I’m doing image processing with a lot of pixel-wise algorithms.
For most of my applications it makes sense to create a grid/block from the given width and height.
What I assume is that there might be an optimal algorithm of how to spread the threads and blocks
using the information I get from the CUDA device info.

How do you solve such things.


Hello, i am calculating 2d images (phase holograms), with pixel-wise operations only.
I am arranging the data, the threadblocks, and the threads in 1D, i see no advantage of the 2D arrangement in my case.

When determining the number of threads per block, and thereby the number of blocks, you should be aware for the
Maximum number of resident blocks per multiprocessor
Maximum number of resident warps per multiprocessor: 48 in my case
Maximum number of resident threads per multiprocessor: 1536 in my case (=48*32)

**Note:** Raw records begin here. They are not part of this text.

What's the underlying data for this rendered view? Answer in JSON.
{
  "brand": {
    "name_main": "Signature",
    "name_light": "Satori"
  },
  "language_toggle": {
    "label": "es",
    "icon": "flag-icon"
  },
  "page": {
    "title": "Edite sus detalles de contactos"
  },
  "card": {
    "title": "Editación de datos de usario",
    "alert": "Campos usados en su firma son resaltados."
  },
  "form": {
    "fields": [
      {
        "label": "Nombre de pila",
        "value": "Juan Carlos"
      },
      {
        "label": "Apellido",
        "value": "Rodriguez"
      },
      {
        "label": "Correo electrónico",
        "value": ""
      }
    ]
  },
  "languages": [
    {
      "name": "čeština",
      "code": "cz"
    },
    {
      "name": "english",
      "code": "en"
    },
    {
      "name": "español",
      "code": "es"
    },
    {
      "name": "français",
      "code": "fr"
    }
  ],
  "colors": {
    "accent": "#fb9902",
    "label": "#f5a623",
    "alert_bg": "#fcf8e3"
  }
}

I am calculating an image with 1024x768 pixels, and i am making threadblocks with 768 threads. So i will have 1024 threadblocks, each containing 768 threads.
2 threadblock will be executed concurrently in each multiprocessor, with 1536 threads overall. So i am having full occupancy.
If the number of threads per block is higher than 768, for example 1024,
only one block will be executed concurrently on each multiprocessor, so there will be an occupancy: 1024/1536.

Maximizung the threads per block can pay out if you are loading constant global parameters to the shared memory of each block. More threads/blocks will result in fewer
threadblocks, thereby fewer load from global to shared memory.